Link to Pubmed [PMID] – 22158870
J. Biol. Chem. 2012 Feb;287(7):4544-51
Pathogenic bacteria can resist their microenvironment by changing the expression of virulence genes. In Salmonella typhimurium, some of these genes are controlled by the two-component system PhoP-PhoQ. Studies have shown that activation of the system by cationic antimicrobial peptides (AMPs) results, among other changes, in outer membrane remodeling. However, it is not fully clear what characteristics of AMPs are required to activate the PhoP-PhoQ system and whether activation can induce resistance to the various AMPs. For that purpose, we investigated the ability of a broad repertoire of AMPs to traverse the inner membrane, to activate the PhoP-PhoQ system, and to induce bacterial resistance. The AMPs differ in length, composition, and net positive charge, and the tested bacteria include two wild-type (WT) Salmonella strains and their corresponding PhoP-PhoQ knock-out mutants. A lacZ-reporting system was adapted to follow PhoP-PhoQ activation.
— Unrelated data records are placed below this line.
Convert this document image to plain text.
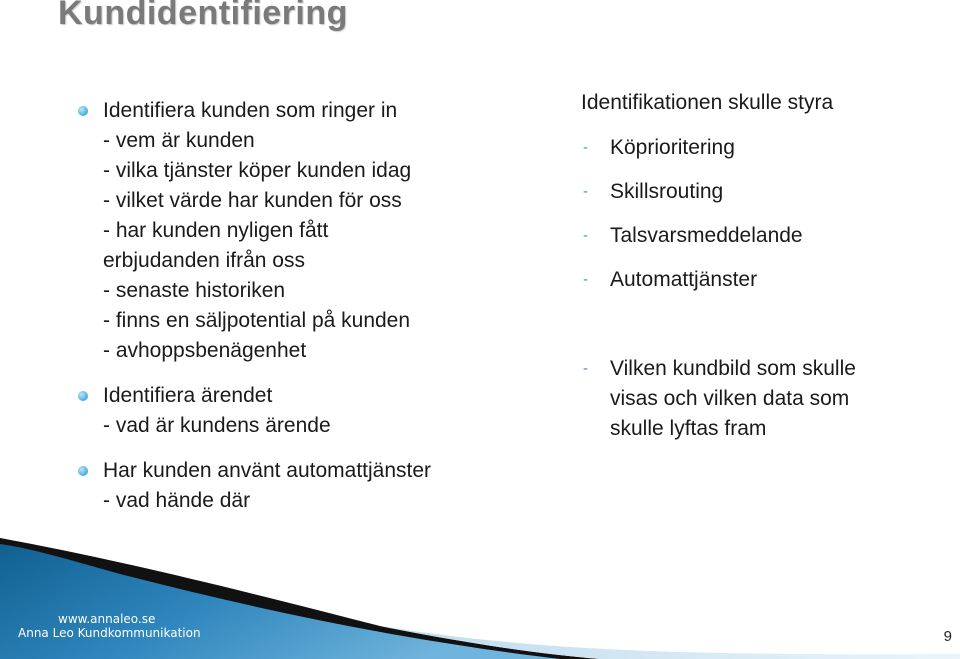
Kundidentifiering
Identifiera kunden som ringer in
- vem är kunden
- vilka tjänster köper kunden idag
- vilket värde har kunden för oss
- har kunden nyligen fått
erbjudanden ifrån oss
- senaste historiken
- finns en säljpotential på kunden
- avhoppsbenägenhet
Identifiera ärendet
- vad är kundens ärende
Har kunden använt automattjänster
- vad hände där
Identifikationen skulle styra
- Köprioritering
- Skillsrouting
- Talsvarsmeddelande
- Automattjänster
- Vilken kundbild som skulle
visas och vilken data som
skulle lyftas fram
www.annaleo.se
Anna Leo Kundkommunikation	9
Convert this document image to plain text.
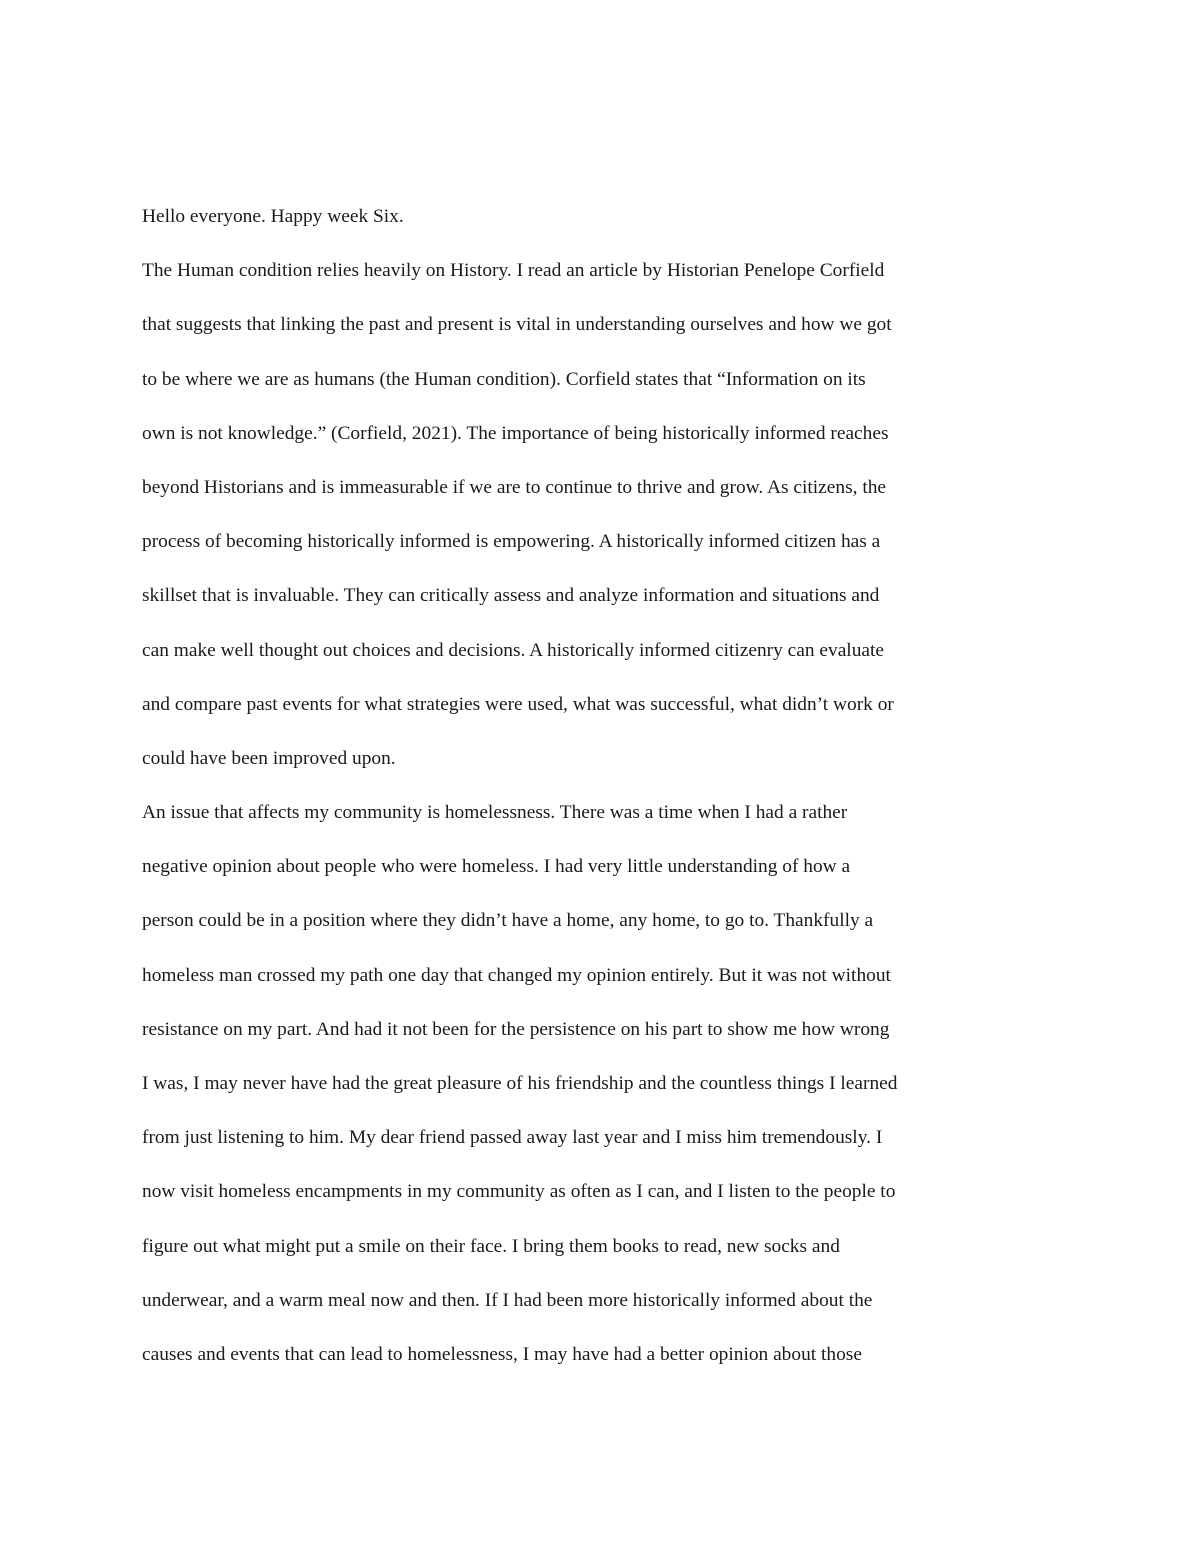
Hello everyone. Happy week Six.
The Human condition relies heavily on History. I read an article by Historian Penelope Corfield
that suggests that linking the past and present is vital in understanding ourselves and how we got
to be where we are as humans (the Human condition). Corfield states that “Information on its
own is not knowledge.” (Corfield, 2021). The importance of being historically informed reaches
beyond Historians and is immeasurable if we are to continue to thrive and grow. As citizens, the
process of becoming historically informed is empowering. A historically informed citizen has a
skillset that is invaluable. They can critically assess and analyze information and situations and
can make well thought out choices and decisions. A historically informed citizenry can evaluate
and compare past events for what strategies were used, what was successful, what didn’t work or
could have been improved upon.
An issue that affects my community is homelessness. There was a time when I had a rather
negative opinion about people who were homeless. I had very little understanding of how a
person could be in a position where they didn’t have a home, any home, to go to. Thankfully a
homeless man crossed my path one day that changed my opinion entirely. But it was not without
resistance on my part. And had it not been for the persistence on his part to show me how wrong
I was, I may never have had the great pleasure of his friendship and the countless things I learned
from just listening to him. My dear friend passed away last year and I miss him tremendously. I
now visit homeless encampments in my community as often as I can, and I listen to the people to
figure out what might put a smile on their face. I bring them books to read, new socks and
underwear, and a warm meal now and then. If I had been more historically informed about the
causes and events that can lead to homelessness, I may have had a better opinion about those
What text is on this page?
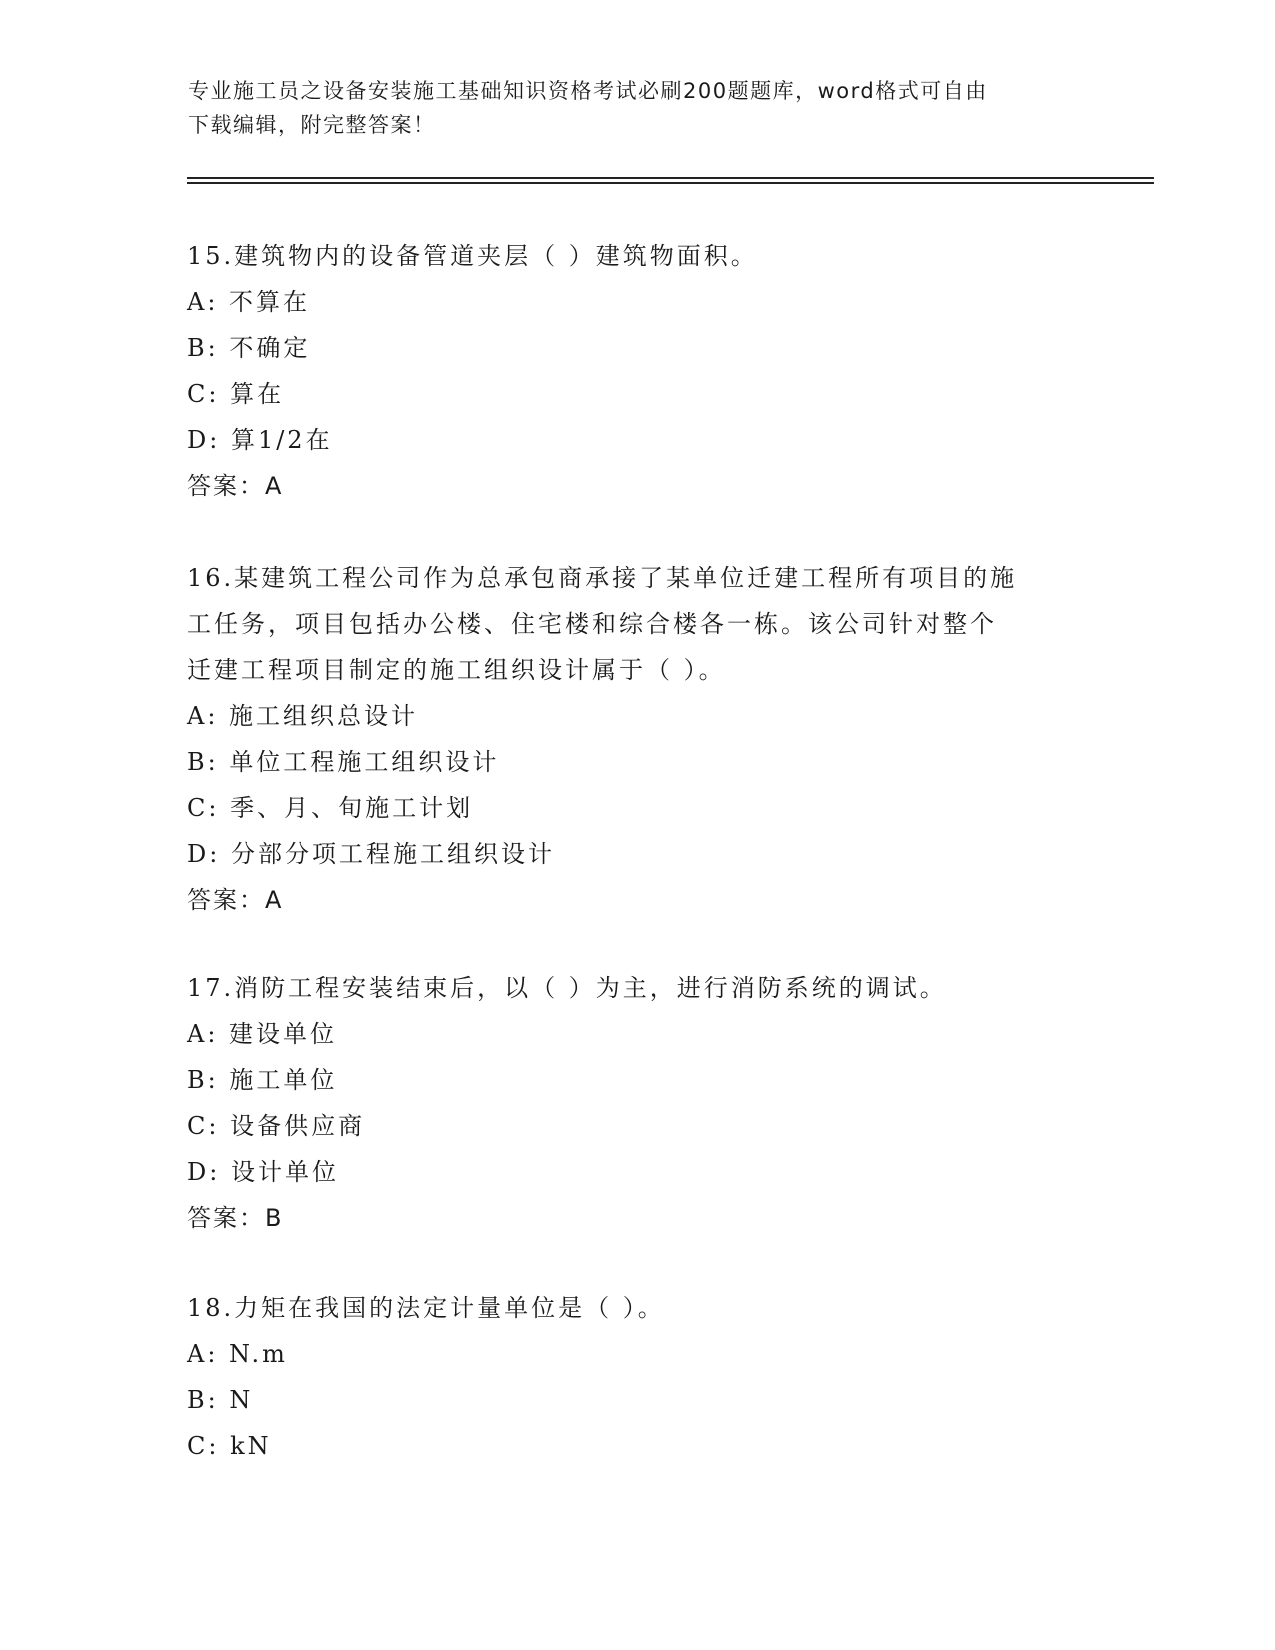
专业施工员之设备安装施工基础知识资格考试必刷200题题库，word格式可自由
下载编辑，附完整答案！
15.建筑物内的设备管道夹层（ ）建筑物面积。
A: 不算在
B: 不确定
C: 算在
D: 算1/2在
答案：A
16.某建筑工程公司作为总承包商承接了某单位迁建工程所有项目的施
工任务，项目包括办公楼、住宅楼和综合楼各一栋。该公司针对整个
迁建工程项目制定的施工组织设计属于（ ）。
A: 施工组织总设计
B: 单位工程施工组织设计
C: 季、月、旬施工计划
D: 分部分项工程施工组织设计
答案：A
17.消防工程安装结束后，以（ ）为主，进行消防系统的调试。
A: 建设单位
B: 施工单位
C: 设备供应商
D: 设计单位
答案：B
18.力矩在我国的法定计量单位是（ ）。
A: N.m
B: N
C: kN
The data revealed that: (i) a good correlation exists among the extent of the positive charge, hydrophobicity, and amphipathicity of an AMP and its potency to activate PhoP-PhoQ; (ii) a +1 charged peptide containing histidines was highly potent, suggesting the existence of an additional mechanism independent of the peptide charge; (iii) the WT bacteria are more resistant to AMPs that are potent activators of PhoP-PhoQ; (iv) only a subset of AMPs, independent of their potency to activate the system, is more toxic to the mutated bacteria compared with the WT strains; and (v) short term exposure of WT bacteria to these AMPs does not enhance resistance. Overall, this study advances our understanding of the molecular mechanism by which AMPs activate PhoP-PhoQ and induce bacterial resistance. It also reveals that some AMPs can overcome such a resistance mechanism.